Anders, als oben zu lesen, weiß man gerade nicht, dass π normal ist; die Forschung darüber hält an. Zahlreiche Internetseiten bringen dies zum Ausdruck, z. B. hier [2] und [3]. Mehrfach heißt es darin, man sei dem angestrebten Nachweis in den letzten Jahren ein gutes Stück nähergekommen; doch reicht das zur Begründung der wiedergegebenen, fast gespenstisch wirkenden Folgerungen nicht aus. Dies betrifft insbesondere das eigene "Passfoto" und den "Lebensfilm" für jeden einzelnen Menschen innerhalb der Dezimalen von π. Nichts spricht gegenwärtig (d. h. Anfang 2009) für ihr Vorhandensein.

Sollte es doch es eines Tages gelingen, die vermutete Normalität der Kreiszahl zu beweisen, ist noch folgendes zu bedenken: Zu jeder "in π enthaltenen" Aussage gäbe es dann auch ihre Negation. Persönliche Eigenschaften, dazu Orte und Zeiten, ausgeführte und unterlassenene Handlungen usw. fänden Alternativen, die ebenfalls irgendwo versteckt wären. Manche Details, in ihrem Auftreten gleichwahrscheinlich, würden sich widersprechen und gegenseitig aufheben.[1a] Klare, zuverlässige Informationen, die über Triviales hinausgehen, wären dadurch nicht zu erwarten. Das bedeutet: ob die Kreiszahl normal ist oder nicht – in beiden Fällen spielt sie weder für die Betrachtung von Vergangenem noch für Zukünftiges eine Rolle.

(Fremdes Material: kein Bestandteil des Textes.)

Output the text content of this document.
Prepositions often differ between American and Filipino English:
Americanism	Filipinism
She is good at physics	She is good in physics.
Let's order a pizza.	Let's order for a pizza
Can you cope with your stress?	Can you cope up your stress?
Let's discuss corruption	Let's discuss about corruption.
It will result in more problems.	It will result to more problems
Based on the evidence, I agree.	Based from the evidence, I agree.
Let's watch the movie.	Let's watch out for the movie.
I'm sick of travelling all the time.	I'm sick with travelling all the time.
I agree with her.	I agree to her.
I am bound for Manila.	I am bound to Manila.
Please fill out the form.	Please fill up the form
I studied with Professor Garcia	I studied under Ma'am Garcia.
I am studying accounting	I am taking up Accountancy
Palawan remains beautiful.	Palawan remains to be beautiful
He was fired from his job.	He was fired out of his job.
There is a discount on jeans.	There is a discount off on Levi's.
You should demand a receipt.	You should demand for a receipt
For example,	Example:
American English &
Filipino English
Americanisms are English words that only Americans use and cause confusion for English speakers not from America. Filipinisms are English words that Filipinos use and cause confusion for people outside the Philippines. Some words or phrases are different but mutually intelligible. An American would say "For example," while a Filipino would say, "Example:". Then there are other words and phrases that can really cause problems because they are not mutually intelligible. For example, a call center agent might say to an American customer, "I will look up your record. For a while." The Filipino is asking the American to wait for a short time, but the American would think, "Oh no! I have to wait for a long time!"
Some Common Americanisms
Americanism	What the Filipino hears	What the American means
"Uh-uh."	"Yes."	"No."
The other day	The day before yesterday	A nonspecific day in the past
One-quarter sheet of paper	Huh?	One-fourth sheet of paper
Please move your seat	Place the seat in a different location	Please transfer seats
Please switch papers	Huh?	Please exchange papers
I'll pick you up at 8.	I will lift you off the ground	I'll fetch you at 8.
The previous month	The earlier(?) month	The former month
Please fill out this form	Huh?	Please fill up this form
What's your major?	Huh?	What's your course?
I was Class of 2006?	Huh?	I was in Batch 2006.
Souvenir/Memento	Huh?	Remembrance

Bei oberflächlicher, nicht genügend durchdachter Lektüre der oben teilweise zitierten Ausführungen von Herrn Professor Weth könnte der Eindruck entstehen, als wäre unser Schicksal in den Dezimalen von π gewissermaßen gespeichert und durch sie vorherbestimmt. Es liegt jedoch, bildlich gesprochen, in Gottes Hand. Anzunehmen, dass die Wechselfälle des Lebens, der Zeitpunkt und die Umstände des Todes von den Eigenschaften irgendwelcher Zahlen abhängen, ist reiner Aberglaube.

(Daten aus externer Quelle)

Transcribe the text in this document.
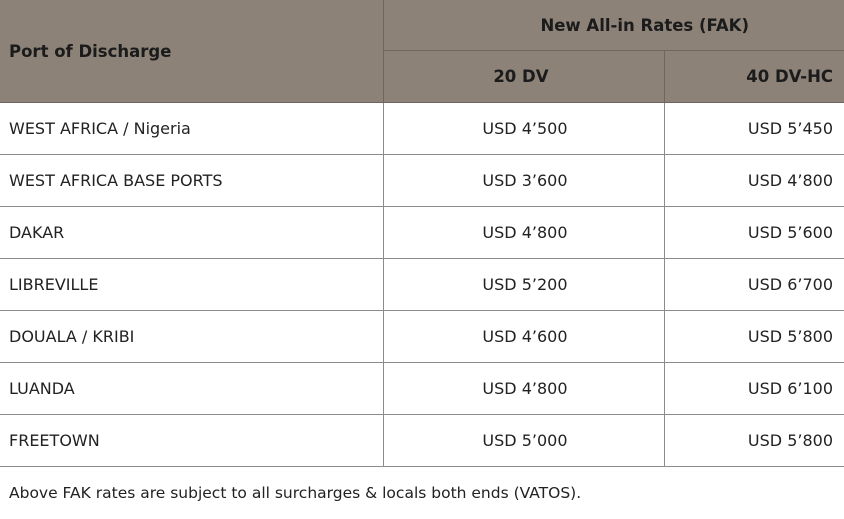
Port of Discharge	New All-in Rates (FAK)	
	20 DV	40 DV-HC
WEST AFRICA / Nigeria	USD 4’500	USD 5’450
WEST AFRICA BASE PORTS	USD 3’600	USD 4’800
DAKAR	USD 4’800	USD 5’600
LIBREVILLE	USD 5’200	USD 6’700
DOUALA / KRIBI	USD 4’600	USD 5’800
LUANDA	USD 4’800	USD 6’100
FREETOWN	USD 5’000	USD 5’800
Above FAK rates are subject to all surcharges & locals both ends (VATOS).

Anmerkung: Verwandt mit der obigen Behauptung über die Dezimalziffern von π (dass diese "jedes beliebige Buch" enthalten) ist das "Theorem der endlos tippenden Affen", beschrieben u. a. in [4].

[1] Unendlich viel unendlich Kleines – über die Struktur des Unendlichen
[1a] Die Seite [1] war im März 2015 nicht mehr anklickbar. Erhalten blieb diese. In ihr kommt auf Seite 5 der oben auszugsweise zitierte Text vor. Er enthält folgenden Zusatz, der in [1] fehlte: "Und eine Version gibt’s mit Sicherheit, in welcher Sie vor vier Jahren bereits gestorben sind und - tröstlich? - eine andere, in der Sie noch 100 Jahre leben." Das entspricht dem, was ich über Widersprüchliches in den Dezimalen von π schrieb.

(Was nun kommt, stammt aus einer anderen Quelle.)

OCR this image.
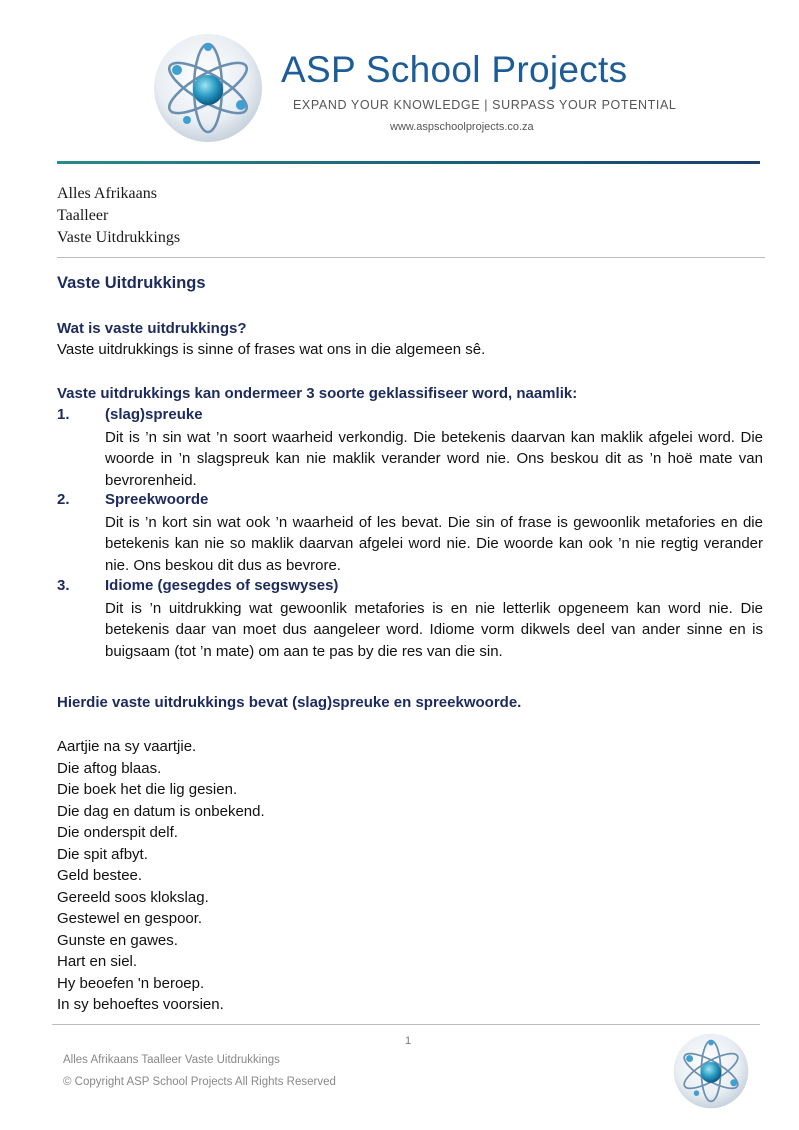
ASP School Projects
EXPAND YOUR KNOWLEDGE | SURPASS YOUR POTENTIAL
www.aspschoolprojects.co.za
Alles Afrikaans
Taalleer
Vaste Uitdrukkings
Vaste Uitdrukkings
Wat is vaste uitdrukkings?
Vaste uitdrukkings is sinne of frases wat ons in die algemeen sê.
Vaste uitdrukkings kan ondermeer 3 soorte geklassifiseer word, naamlik:
1. (slag)spreuke
Dit is ’n sin wat ’n soort waarheid verkondig. Die betekenis daarvan kan maklik afgelei word. Die woorde in ’n slagspreuk kan nie maklik verander word nie. Ons beskou dit as ’n hoë mate van bevrorenheid.
2. Spreekwoorde
Dit is ’n kort sin wat ook ’n waarheid of les bevat. Die sin of frase is gewoonlik metafories en die betekenis kan nie so maklik daarvan afgelei word nie. Die woorde kan ook ’n nie regtig verander nie. Ons beskou dit dus as bevrore.
3. Idiome (gesegdes of segswyses)
Dit is ’n uitdrukking wat gewoonlik metafories is en nie letterlik opgeneem kan word nie. Die betekenis daar van moet dus aangeleer word. Idiome vorm dikwels deel van ander sinne en is buigsaam (tot ’n mate) om aan te pas by die res van die sin.
Hierdie vaste uitdrukkings bevat (slag)spreuke en spreekwoorde.
Aartjie na sy vaartjie.
Die aftog blaas.
Die boek het die lig gesien.
Die dag en datum is onbekend.
Die onderspit delf.
Die spit afbyt.
Geld bestee.
Gereeld soos klokslag.
Gestewel en gespoor.
Gunste en gawes.
Hart en siel.
Hy beoefen 'n beroep.
In sy behoeftes voorsien.
1
Alles Afrikaans Taalleer Vaste Uitdrukkings
© Copyright ASP School Projects All Rights Reserved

[2] Wie zufällig ist die Kreiszahl Pi? Ist Pi "normal"?
[3] Wie normal ist Pi? - Rätsel um die dritte Eigenschaft der Kreiszahl
[4] Infinite-Monkey-Theorem (Wikipedia)
Mit der vermuteten Normalität von π beschäftigt sich auch dieser Artikel auf der Wissenschaftsseite von SPIEGEL Online.
Unter den ersten 1000 Dezimalstellen von Pi gibt es einmal sechs Neunen hintereinander ("Feynman-Punkt"), und hier wird auf dem "Matheplaneten" über siebzehn direkt aufeinander folgende Sechsen berichtet. Jedesmal geht es dann unregelmäßig weiter.